Alice Walker. The Color Purple.

 

Musoke, arco iris…

Llevaba más de tres horas caminando, cargada con dos pesadas bolsas y un bulto grande en la cabeza. Musoke se paró en el último tramo de la cuesta. El sudor le resbalaba por las axilas y la espalda. Sentía el vientre enorme y tirante, las piernas hinchadas como botas. A sus pies, el poblado se diluía bajo una calima brumosa.

El sol ya estaba alto y Musoke pensó en la larga jornada que aún le quedaba por delante. Entregaría los encargos al Chairman y luego saldría a vender cigarrillos por los asentamientos esparcidos en la colina. Intentaba reunir el dinero para pagar su viaje. Hacía ya cuatro meses que aguardaba en el bosque, anhelante, el momento de cruzar el estrecho. Ya no se quejaba, no se compadecía, tan solo esperaba…

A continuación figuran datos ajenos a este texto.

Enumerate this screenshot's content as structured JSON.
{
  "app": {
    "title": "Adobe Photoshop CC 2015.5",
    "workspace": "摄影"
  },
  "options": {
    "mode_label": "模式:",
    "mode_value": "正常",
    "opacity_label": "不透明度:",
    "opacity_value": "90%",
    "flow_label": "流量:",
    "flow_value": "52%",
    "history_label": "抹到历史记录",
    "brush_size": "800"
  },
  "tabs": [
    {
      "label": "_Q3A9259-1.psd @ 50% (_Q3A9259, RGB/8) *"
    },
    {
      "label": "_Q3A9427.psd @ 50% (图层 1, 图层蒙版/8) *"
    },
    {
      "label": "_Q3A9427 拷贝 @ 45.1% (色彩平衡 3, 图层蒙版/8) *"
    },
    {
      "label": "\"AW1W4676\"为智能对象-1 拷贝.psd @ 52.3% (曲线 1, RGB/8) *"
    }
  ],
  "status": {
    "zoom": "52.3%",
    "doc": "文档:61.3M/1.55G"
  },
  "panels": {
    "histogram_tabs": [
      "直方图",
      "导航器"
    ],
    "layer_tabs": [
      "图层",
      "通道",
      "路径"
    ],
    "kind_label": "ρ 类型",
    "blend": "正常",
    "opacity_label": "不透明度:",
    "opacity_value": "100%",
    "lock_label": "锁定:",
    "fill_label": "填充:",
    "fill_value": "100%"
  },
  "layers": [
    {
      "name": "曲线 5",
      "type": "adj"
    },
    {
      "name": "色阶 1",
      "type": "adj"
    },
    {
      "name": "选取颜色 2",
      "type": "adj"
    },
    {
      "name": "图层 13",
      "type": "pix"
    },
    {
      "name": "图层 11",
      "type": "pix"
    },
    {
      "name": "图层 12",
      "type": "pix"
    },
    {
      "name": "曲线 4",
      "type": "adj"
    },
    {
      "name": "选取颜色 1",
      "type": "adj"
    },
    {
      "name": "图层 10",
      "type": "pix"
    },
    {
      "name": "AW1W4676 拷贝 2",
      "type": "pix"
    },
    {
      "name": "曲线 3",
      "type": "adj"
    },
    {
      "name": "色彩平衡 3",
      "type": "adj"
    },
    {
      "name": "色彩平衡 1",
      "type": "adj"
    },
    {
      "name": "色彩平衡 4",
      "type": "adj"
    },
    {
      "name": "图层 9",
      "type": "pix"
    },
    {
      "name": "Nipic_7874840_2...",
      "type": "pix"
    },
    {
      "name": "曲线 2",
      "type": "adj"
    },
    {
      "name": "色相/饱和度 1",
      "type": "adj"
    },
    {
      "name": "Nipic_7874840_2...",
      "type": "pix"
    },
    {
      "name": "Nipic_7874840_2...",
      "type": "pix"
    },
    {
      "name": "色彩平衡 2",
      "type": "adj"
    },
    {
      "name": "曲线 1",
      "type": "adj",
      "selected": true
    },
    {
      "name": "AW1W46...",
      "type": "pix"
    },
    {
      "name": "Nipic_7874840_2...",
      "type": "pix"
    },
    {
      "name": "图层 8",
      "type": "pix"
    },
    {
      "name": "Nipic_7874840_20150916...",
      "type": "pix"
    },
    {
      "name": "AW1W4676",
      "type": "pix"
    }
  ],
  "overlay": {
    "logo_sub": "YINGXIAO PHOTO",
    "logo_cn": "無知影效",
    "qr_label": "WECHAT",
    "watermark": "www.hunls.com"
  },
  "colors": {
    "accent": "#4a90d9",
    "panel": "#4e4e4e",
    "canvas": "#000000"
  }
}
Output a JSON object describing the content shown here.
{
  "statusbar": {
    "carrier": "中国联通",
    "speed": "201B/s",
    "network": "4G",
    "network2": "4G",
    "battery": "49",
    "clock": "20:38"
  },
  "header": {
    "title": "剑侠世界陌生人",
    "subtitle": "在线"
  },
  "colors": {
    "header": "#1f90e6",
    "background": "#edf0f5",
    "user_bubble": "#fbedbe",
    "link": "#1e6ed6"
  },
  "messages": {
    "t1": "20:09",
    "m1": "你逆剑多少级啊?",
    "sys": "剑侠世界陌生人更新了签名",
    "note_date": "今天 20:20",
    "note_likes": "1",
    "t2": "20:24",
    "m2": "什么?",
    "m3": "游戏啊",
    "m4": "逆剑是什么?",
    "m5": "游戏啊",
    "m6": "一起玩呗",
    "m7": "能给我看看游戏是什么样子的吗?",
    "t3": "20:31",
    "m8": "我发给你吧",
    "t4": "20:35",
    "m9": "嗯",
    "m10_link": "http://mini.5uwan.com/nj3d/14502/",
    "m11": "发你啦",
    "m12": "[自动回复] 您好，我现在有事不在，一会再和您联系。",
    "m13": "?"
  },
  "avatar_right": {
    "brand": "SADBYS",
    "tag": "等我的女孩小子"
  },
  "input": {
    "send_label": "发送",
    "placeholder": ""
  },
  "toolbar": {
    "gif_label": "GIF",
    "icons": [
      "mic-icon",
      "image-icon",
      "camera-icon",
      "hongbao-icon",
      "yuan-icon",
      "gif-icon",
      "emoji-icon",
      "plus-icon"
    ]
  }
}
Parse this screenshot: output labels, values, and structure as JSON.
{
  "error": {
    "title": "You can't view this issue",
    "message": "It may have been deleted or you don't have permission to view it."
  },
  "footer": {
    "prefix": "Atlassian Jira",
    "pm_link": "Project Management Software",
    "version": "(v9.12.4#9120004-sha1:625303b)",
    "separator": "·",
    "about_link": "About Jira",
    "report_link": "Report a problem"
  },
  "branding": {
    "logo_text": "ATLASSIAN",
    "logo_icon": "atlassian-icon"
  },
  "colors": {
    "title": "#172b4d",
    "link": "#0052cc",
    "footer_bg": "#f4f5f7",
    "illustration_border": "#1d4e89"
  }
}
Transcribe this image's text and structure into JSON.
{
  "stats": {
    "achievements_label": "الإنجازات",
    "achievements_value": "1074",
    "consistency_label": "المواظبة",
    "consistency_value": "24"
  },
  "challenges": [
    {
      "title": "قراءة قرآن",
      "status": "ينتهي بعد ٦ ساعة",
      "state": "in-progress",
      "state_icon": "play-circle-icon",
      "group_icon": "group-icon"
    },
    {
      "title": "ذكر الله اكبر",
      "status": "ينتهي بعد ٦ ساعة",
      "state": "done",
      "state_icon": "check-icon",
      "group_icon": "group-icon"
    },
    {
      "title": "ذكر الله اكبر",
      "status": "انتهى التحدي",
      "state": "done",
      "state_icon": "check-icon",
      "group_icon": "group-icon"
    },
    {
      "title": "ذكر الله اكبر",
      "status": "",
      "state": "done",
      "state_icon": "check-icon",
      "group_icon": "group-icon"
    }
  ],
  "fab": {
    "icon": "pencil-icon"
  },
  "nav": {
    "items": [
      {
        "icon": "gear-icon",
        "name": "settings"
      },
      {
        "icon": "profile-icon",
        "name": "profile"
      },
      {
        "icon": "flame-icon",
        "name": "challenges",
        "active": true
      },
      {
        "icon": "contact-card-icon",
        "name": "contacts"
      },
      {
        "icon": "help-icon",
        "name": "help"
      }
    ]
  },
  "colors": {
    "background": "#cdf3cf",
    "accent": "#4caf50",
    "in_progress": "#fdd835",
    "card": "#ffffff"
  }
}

Desde el camino vio al Chairman despidiéndose de dos marroquíes que no conocía. «Algo se cuece» pensó Musoke mientras se aproximaba. Descargó la pesada mercancía a la entrada de la cabaña, espantó a dos perros que se habían acercado a olisquear los paquetes y se agarró dolorida los riñones.

El Chairman le lanzó una mirada hosca.

− Llegas tarde− le dijo, pasando entre sus dedos las cuentas del Misbaha.

Ella no contestó. Estaba acostumbrada a sus malos modos, a sus reproches.

− Prepara tus cosas−le dijo− te vas de madrugada…

Musoke sintió que flaqueaba. Fue como si el suelo oscilara bajo sus pies y se apoyó en la pared intentando controlar los temblores.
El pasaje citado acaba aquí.